For white-collar workers, it’s probably tougher than it has been. This trend has been consistent and seems to be continuing — it’s not abating.
– Dr. Rikard Bandebo, Chief Economist and Chief Strategy Officer at VantageScore.
VantageScore data shows that delinquencies across all loan products for households earning more than $150,000 have more than doubled since 2023, reports CBS MoneyWatch. These Americans are now feeling the impact of several economic changes, including a weaker job market for white-collar workers and higher housing costs.
About 38% of all new jobs created in the five years before the pandemic paid above-average wages, VantageScore’s data shows. But this year that share has fallen to 7%, signaling that companies are creating fewer white-collar positions.
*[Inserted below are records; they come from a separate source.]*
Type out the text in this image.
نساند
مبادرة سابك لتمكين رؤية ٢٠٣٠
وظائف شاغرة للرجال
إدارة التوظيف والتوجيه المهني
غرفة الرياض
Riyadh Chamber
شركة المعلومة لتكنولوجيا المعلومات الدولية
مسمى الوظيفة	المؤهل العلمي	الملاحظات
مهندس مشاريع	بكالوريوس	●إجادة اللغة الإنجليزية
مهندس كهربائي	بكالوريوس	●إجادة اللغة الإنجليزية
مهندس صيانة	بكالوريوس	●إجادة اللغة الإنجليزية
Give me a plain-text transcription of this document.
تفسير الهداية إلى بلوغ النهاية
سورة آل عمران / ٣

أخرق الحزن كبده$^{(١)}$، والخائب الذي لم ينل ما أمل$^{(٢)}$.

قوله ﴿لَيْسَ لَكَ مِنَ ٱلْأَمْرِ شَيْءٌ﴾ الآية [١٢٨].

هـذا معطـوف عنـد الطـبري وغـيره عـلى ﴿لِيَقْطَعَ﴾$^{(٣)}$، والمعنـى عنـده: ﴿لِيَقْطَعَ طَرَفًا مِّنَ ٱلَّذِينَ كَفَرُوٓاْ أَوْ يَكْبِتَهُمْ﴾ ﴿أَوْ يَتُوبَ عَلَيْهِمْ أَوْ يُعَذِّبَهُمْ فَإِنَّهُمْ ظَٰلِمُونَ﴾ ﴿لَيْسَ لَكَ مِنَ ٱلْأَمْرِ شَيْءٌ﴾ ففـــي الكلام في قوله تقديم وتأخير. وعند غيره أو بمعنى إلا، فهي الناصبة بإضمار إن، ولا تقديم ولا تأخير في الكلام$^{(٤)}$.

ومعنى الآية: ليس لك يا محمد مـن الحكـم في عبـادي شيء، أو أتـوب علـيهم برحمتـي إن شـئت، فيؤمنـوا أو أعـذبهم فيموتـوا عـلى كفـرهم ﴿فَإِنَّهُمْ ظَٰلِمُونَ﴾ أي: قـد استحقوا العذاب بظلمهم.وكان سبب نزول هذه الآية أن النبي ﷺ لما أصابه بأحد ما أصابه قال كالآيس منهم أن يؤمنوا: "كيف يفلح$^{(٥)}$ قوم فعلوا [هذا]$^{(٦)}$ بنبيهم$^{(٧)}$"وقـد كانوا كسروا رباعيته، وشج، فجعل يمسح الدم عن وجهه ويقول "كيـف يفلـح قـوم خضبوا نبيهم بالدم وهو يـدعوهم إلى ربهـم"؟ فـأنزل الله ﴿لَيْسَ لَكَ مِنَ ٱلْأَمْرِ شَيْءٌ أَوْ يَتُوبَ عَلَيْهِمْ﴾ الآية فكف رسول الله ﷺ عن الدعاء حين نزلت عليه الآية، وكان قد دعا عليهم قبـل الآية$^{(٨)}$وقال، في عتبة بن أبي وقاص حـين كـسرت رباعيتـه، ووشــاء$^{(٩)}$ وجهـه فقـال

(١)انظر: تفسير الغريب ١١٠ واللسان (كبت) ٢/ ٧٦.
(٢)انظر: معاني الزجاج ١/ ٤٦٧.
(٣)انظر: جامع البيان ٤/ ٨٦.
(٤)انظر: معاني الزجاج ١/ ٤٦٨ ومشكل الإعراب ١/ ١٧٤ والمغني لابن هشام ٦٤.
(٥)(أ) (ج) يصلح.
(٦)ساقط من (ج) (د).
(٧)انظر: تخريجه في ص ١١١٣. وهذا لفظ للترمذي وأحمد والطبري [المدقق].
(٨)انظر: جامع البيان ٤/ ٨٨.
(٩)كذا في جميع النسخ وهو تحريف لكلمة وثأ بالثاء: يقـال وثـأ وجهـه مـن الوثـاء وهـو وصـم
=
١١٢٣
That poses a challenge to higher-income Americans who suffer a job loss because it may be tougher to find new employment than in previous years.
Bandebo added: “This group is being hit from a number of different aspects, which is making it harder for them to make ends meet.”
The overall rate of loan delinquencies in the U.S. remains higher for low- and middle-income consumers than for high-income earners, according to VantageScore. For instance, the delinquency rate for households earning at least $150,000 now stands at about 0.34%, versus 1.75% for low-income households. However, the rise in delinquencies has accelerated faster for higher-income households than for other groups.